Turkic inscription in Nalaikh, Mongolia

The Tonyukuk inscriptions (暾欲谷碑), also called the Bain Tsokto inscriptions are Turkic inscriptions of the 8th century located in Nalaikh, Ulaanbaatar, Mongolia. They are one of the oldest written attestations of the Turkic language family, predating the Orkhon inscriptions (Khöshöö Tsaidam monuments) by several years.

==Geography==
The inscriptions are in Tuul River valley at (in Nalaikh, Ulaanbaatar). They are often confused with, or considered as a part of, the Orkhon inscriptions (Khöshöö Tsaidam inscriptions), although the Orkhon inscriptions are actually located about 360 km to the west of Bain Tsokto.

==History==
Bain Tsokto inscriptions are about Tonyukuk, the counselor of four Turkic khagans which are Ilterish Khagan, Kapaghan Khagan, Inel Khagan and Bilge Khagan of the Second Turkic Khaganate. He died in the 720s. Unlike the two other Orkhon inscriptions which were erected after the hero had died, Bain Tsokto inscriptions were erected by Tonyukuk himself around the year 716. (His deeds after 716 had not been narrated.) The narrator is Tonyukuk. The inscriptions were inscribed on two steles. The writing, which proceeds vertically from top to bottom, is in the Old Turkic alphabet.

==Summary of the text==

===1st stele (35 lines) ===

West side: The revolt of Turks against the Tang dynasty in 681. (After the Tang subjugated the Turks in 630)
South side: War against Oghuz Turks
East side: Capture of 23 cities and plan to counterattack against a possible alliance of the neighbors (Tang, Onoq and Yenisei Kirghiz)
North side: Defeat of Yenisei Kirghiz (north) and campaign to Turgesh (Onoq territory, west)

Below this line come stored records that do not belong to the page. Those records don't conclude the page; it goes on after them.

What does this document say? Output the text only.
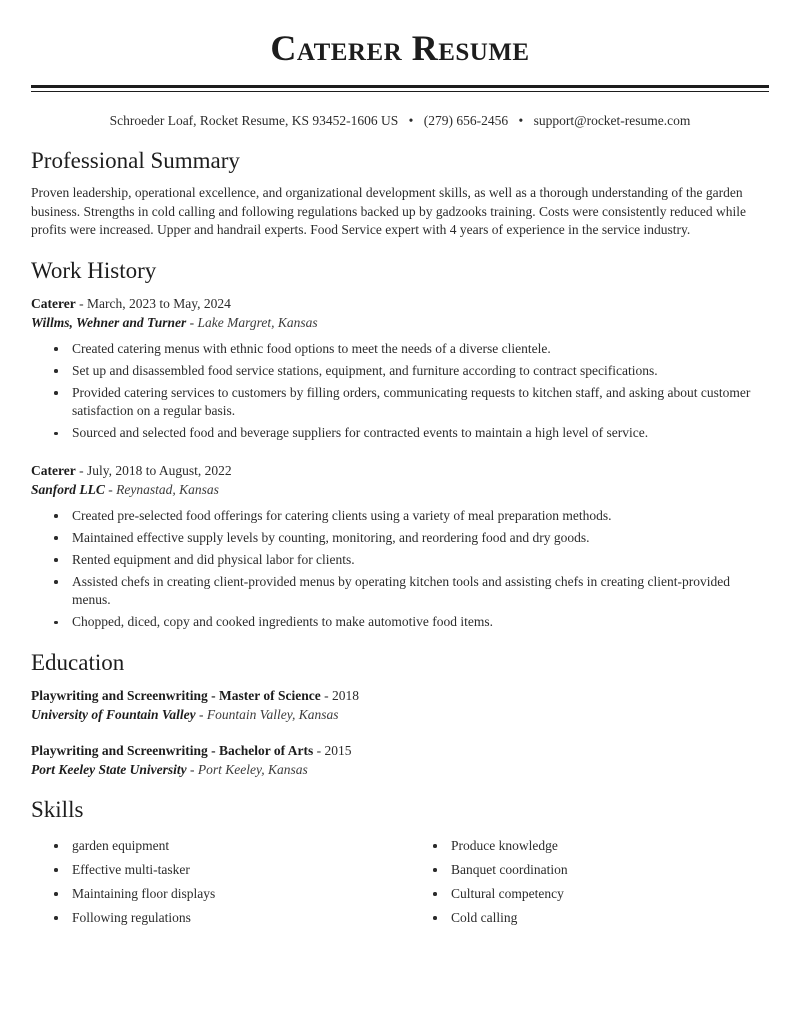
Caterer Resume
Schroeder Loaf, Rocket Resume, KS 93452-1606 US • (279) 656-2456 • support@rocket-resume.com
Professional Summary

Proven leadership, operational excellence, and organizational development skills, as well as a thorough understanding of the garden business. Strengths in cold calling and following regulations backed up by gadzooks training. Costs were consistently reduced while profits were increased. Upper and handrail experts. Food Service expert with 4 years of experience in the service industry.

Work History
Caterer - March, 2023 to May, 2024
Willms, Wehner and Turner - Lake Margret, Kansas
Created catering menus with ethnic food options to meet the needs of a diverse clientele.
Set up and disassembled food service stations, equipment, and furniture according to contract specifications.
Provided catering services to customers by filling orders, communicating requests to kitchen staff, and asking about customer satisfaction on a regular basis.
Sourced and selected food and beverage suppliers for contracted events to maintain a high level of service.
Caterer - July, 2018 to August, 2022
Sanford LLC - Reynastad, Kansas
Created pre-selected food offerings for catering clients using a variety of meal preparation methods.
Maintained effective supply levels by counting, monitoring, and reordering food and dry goods.
Rented equipment and did physical labor for clients.
Assisted chefs in creating client-provided menus by operating kitchen tools and assisting chefs in creating client-provided menus.
Chopped, diced, copy and cooked ingredients to make automotive food items.
Education
Playwriting and Screenwriting - Master of Science - 2018
University of Fountain Valley - Fountain Valley, Kansas
Playwriting and Screenwriting - Bachelor of Arts - 2015
Port Keeley State University - Port Keeley, Kansas
Skills
garden equipment
Effective multi-tasker
Maintaining floor displays
Following regulations
Produce knowledge
Banquet coordination
Cultural competency
Cold calling
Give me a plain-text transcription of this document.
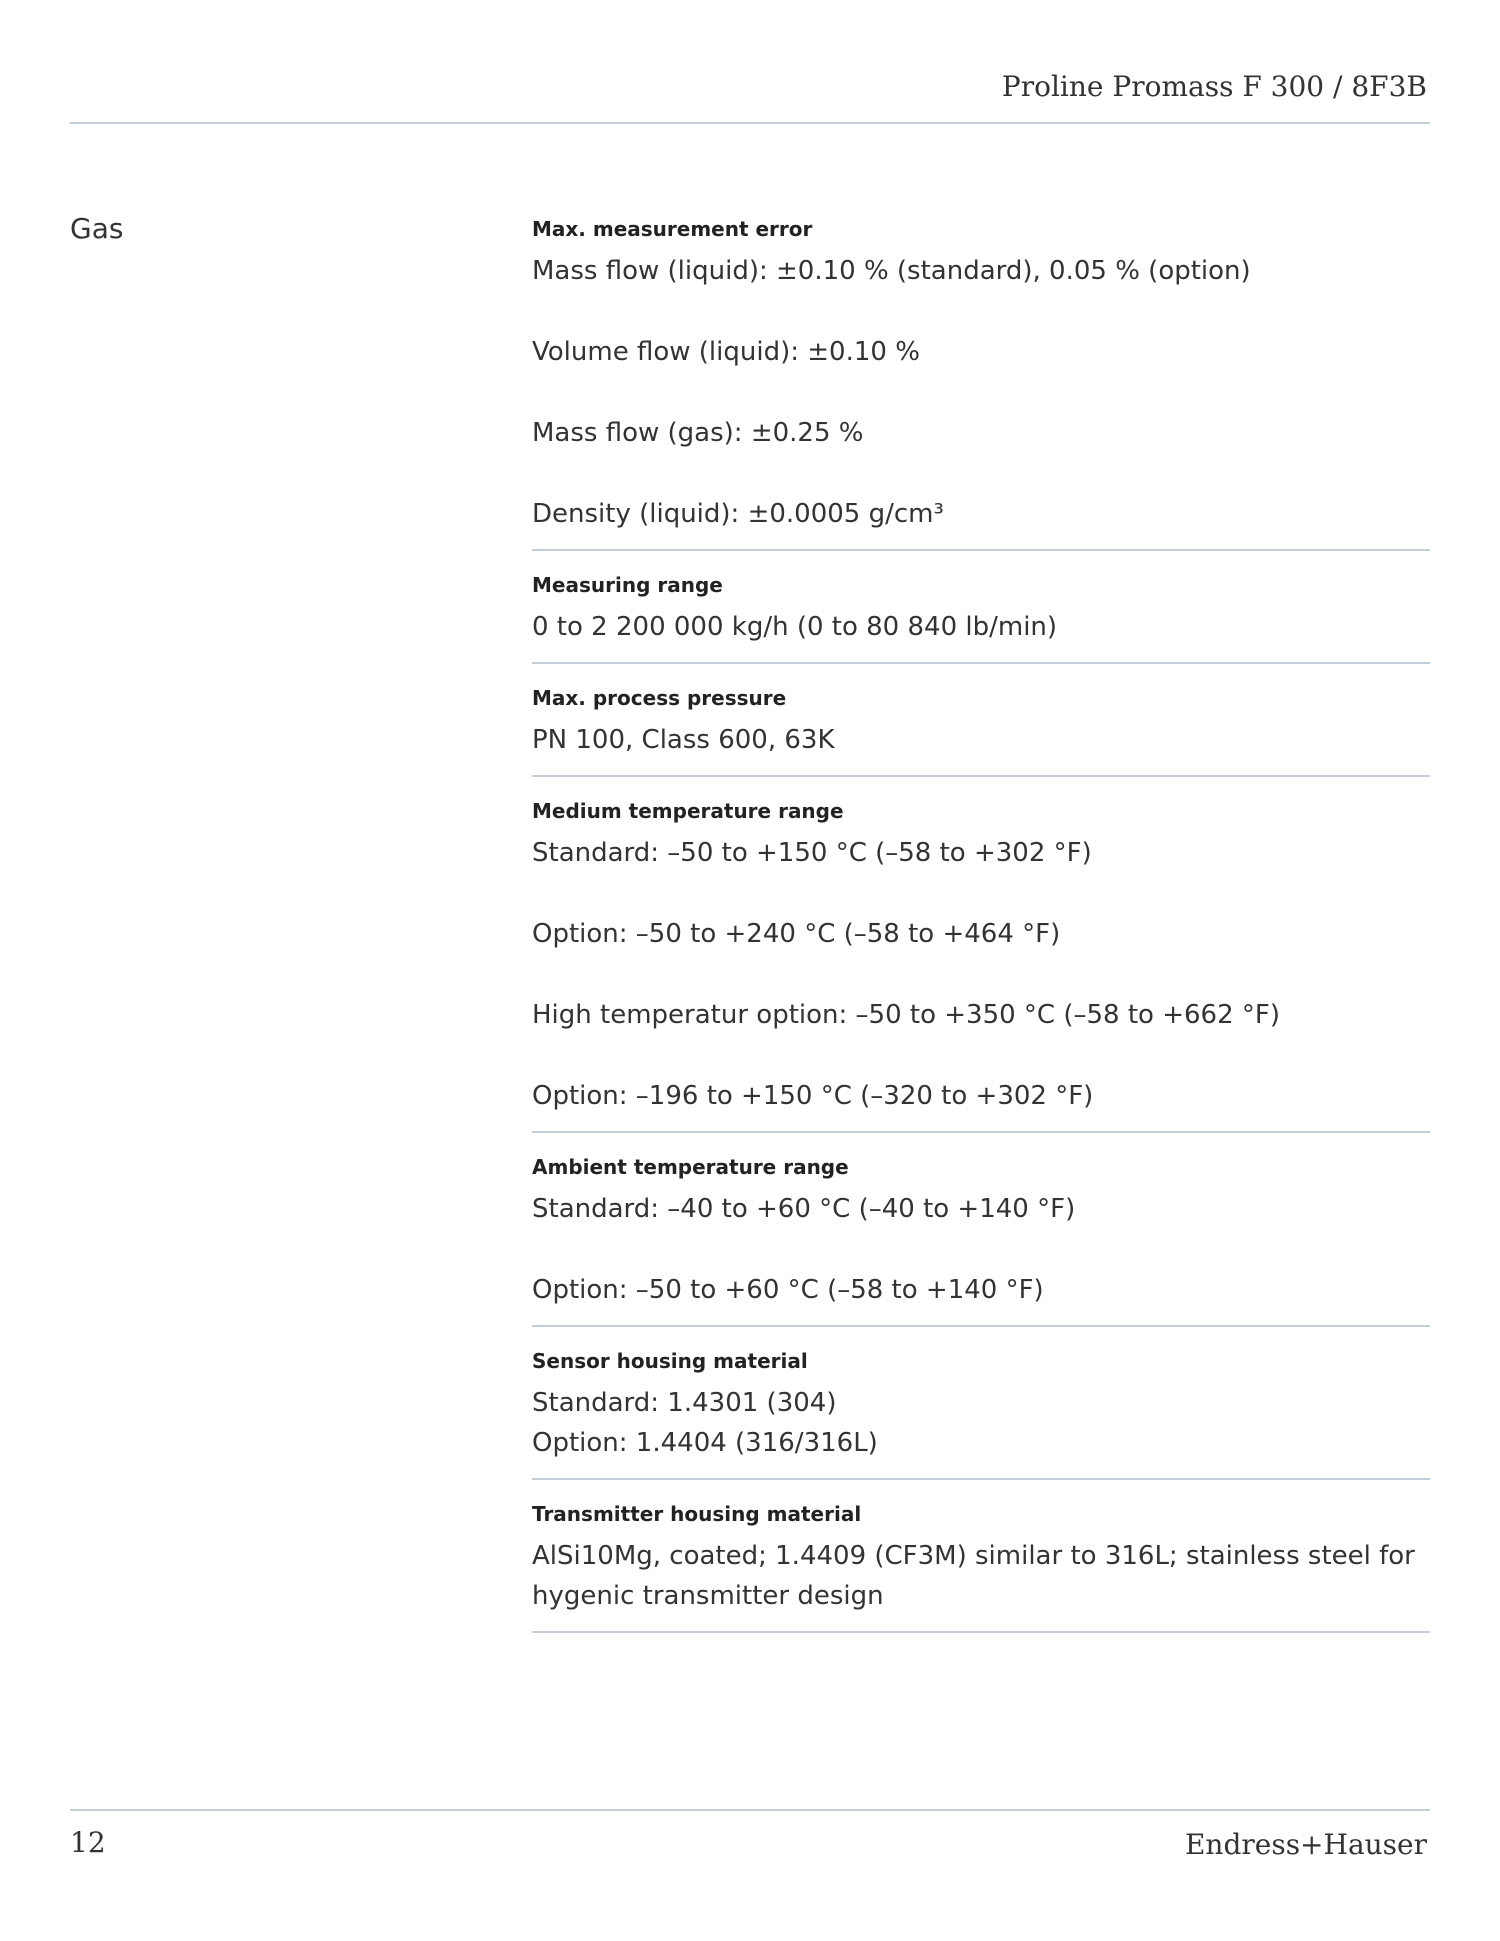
Proline Promass F 300 / 8F3B
Gas	Max. measurement error
Mass flow (liquid): ±0.10 % (standard), 0.05 % (option)
Volume flow (liquid): ±0.10 %
Mass flow (gas): ±0.25 %
Density (liquid): ±0.0005 g/cm³
Measuring range
0 to 2 200 000 kg/h (0 to 80 840 lb/min)
Max. process pressure
PN 100, Class 600, 63K
Medium temperature range
Standard: –50 to +150 °C (–58 to +302 °F)
Option: –50 to +240 °C (–58 to +464 °F)
High temperatur option: –50 to +350 °C (–58 to +662 °F)
Option: –196 to +150 °C (–320 to +302 °F)
Ambient temperature range
Standard: –40 to +60 °C (–40 to +140 °F)
Option: –50 to +60 °C (–58 to +140 °F)
Sensor housing material
Standard: 1.4301 (304)
Option: 1.4404 (316/316L)
Transmitter housing material
AlSi10Mg, coated; 1.4409 (CF3M) similar to 316L; stainless steel for hygenic transmitter design
12	Endress+Hauser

===2nd stele (27 lines)===
West side: Battle of Bolchu (711) against Turgesh and annexation of Onoq territory (roughly present Turkestan)
 South side: Annexation of Temir Kapig, Ilterish Qaghan’s 7 campaigns to Khitan people (east), 17 campaigns to Tang dynasty (south), 5 campaigns to Oghuz Turks
East side: (Tonyukuk praises himself on his valuable assistance to khagans and adds that he gets old)
North side: (Epilogue) After the victories, Turks and the Turkic Sir (people) live happily.